The Three R’s of Networking for Grads

While you studied at a college or university, you learned many skills, but there’s a good chance you didn’t focus any attention on developing your networking skills. In fact, most college curriculums do not include coursework that teaches you how to find a job, or how to build a career. And that’s a shame because it is these types of skills that lead to long-term success.

Your college major matters very little compared to what kind of person you are to work with. Why? People want to work with people they know and like. The people making the hiring decisions will get to know you during the interview process, and if they like you, your chances of getting hired go up. If they don’t like you, you’ll probably be starting the job search process back at square one. To avoid that, work on strengthening your networking skills, and meeting contacts who can give you referrals, recommendations, and references.

For example, a referral is when a networking contact informs you of a job opening or connects you with someone else who knows of one. A recommendation is when a contact puts in a good word for you directly to the person who is hiring. And a reference is when someone can personally vouch for the quality of your work.

Here are some examples:

Referral. “Hi Tom. Last night I met an impressive young man at the Business Marketing Association networking event in Milwaukee. He mentioned he was currently looking for an entry-level position and I remembered we have one open in your department. Just thought I’d pass his resume along.”

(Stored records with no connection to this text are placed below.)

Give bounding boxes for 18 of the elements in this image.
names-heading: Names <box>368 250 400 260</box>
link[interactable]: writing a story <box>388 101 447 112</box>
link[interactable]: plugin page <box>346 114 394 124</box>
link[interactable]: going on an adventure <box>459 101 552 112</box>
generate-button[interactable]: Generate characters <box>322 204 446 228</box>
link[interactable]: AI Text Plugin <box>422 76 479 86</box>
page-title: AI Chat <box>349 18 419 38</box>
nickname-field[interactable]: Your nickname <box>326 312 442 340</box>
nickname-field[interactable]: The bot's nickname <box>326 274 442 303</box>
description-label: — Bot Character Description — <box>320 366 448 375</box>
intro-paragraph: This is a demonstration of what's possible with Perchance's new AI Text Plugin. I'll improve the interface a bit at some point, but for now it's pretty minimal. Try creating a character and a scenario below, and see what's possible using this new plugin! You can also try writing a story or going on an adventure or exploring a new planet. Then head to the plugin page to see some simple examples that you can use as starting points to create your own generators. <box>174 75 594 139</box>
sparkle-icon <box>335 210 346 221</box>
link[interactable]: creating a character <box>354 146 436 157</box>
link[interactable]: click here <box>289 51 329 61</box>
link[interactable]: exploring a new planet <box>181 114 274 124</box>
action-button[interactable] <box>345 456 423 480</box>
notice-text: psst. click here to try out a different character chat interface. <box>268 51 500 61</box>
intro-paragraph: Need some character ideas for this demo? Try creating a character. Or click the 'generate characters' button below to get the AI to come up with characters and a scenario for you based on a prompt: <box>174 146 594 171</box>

Recommendation. “Good morning Leyla. Last week I met an impressive young man and I’ve had a chance to sit down and talk with him about his internship experience and I’ve got to tell you, I think this is someone we should bring in for an interview. He mentioned he was currently looking for an entry-level position and I think he’d be a great fit here at our firm. Isn’t your department hiring right now? I really think we should give this young man a shot.”

Reference. “Paulo, glad I ran into here. Listen I wanted to mention a potential candidate for that marketing coordinator position your company has open. There’s an exceptional graduate from the University of Missouri that’s been temping for us all summer. She’s fantastic. Self-starter, great attitude and completely competent. If we didn’t have a hiring freeze I’d hire her myself. Interested, great! I’ll email you her resume this afternoon.”

If you have very little work experience, or none at all, look for volunteer opportunities so you can build a list of people who can speak directly to the quality of work you are capable of producing.